Hans und Elisabeth von der Polizeiinspektion Vorchdorf machten während ihres Dienstes am Freitag eine rührende Entdeckung. Mehrere kleine Babykatzen lagen hilflos auf der Straße und hätten sich alleine kaum in Sicherheit bringen können.

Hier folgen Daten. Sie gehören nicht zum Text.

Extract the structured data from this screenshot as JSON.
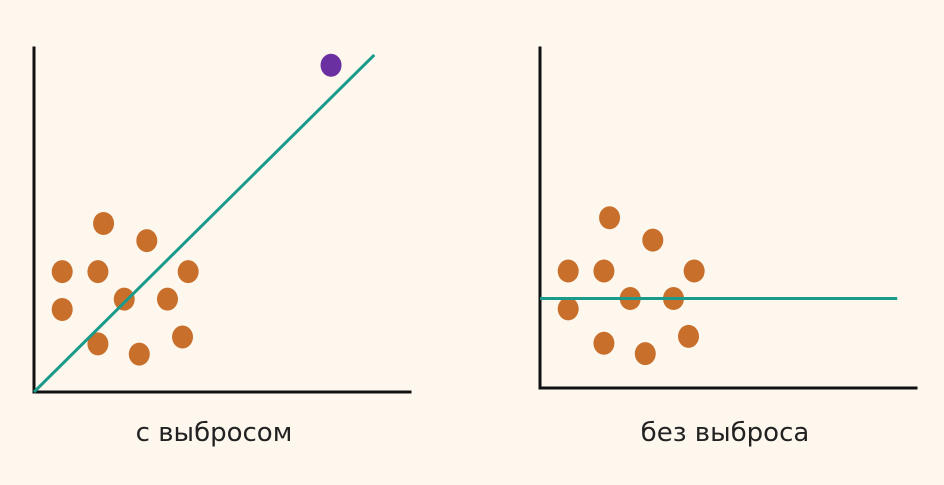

Für die Beamten war sofort klar: Hier muss schnell geholfen werden. Auf einem von der Polizei veröffentlichten Foto halten die beiden Polizisten jene Katzerl auf dem Arm, die sie auf die Spur führten. "Zum Polizeialltag gehören eben nicht nur Blaulicht und Verkehrskontrollen, sondern manchmal auch Einsätze für die kleinsten und schwächsten Geschöpfe", schreibt die Polizei auf Social Media.
Kurzerhand verständigten die Beamten am Freitag die Tierrettung "Tierengel Austria". "Die Katzenbabys waren in einem verheerenden Zustand", erzählt Einsatzleiterin und Obfrau Doris Nicole Eder im Gespräch mit "Heute". Bei der Suche nach der Mutter war dann aber schnell klar, "es geht nicht nur um zwei oder drei Katzerl".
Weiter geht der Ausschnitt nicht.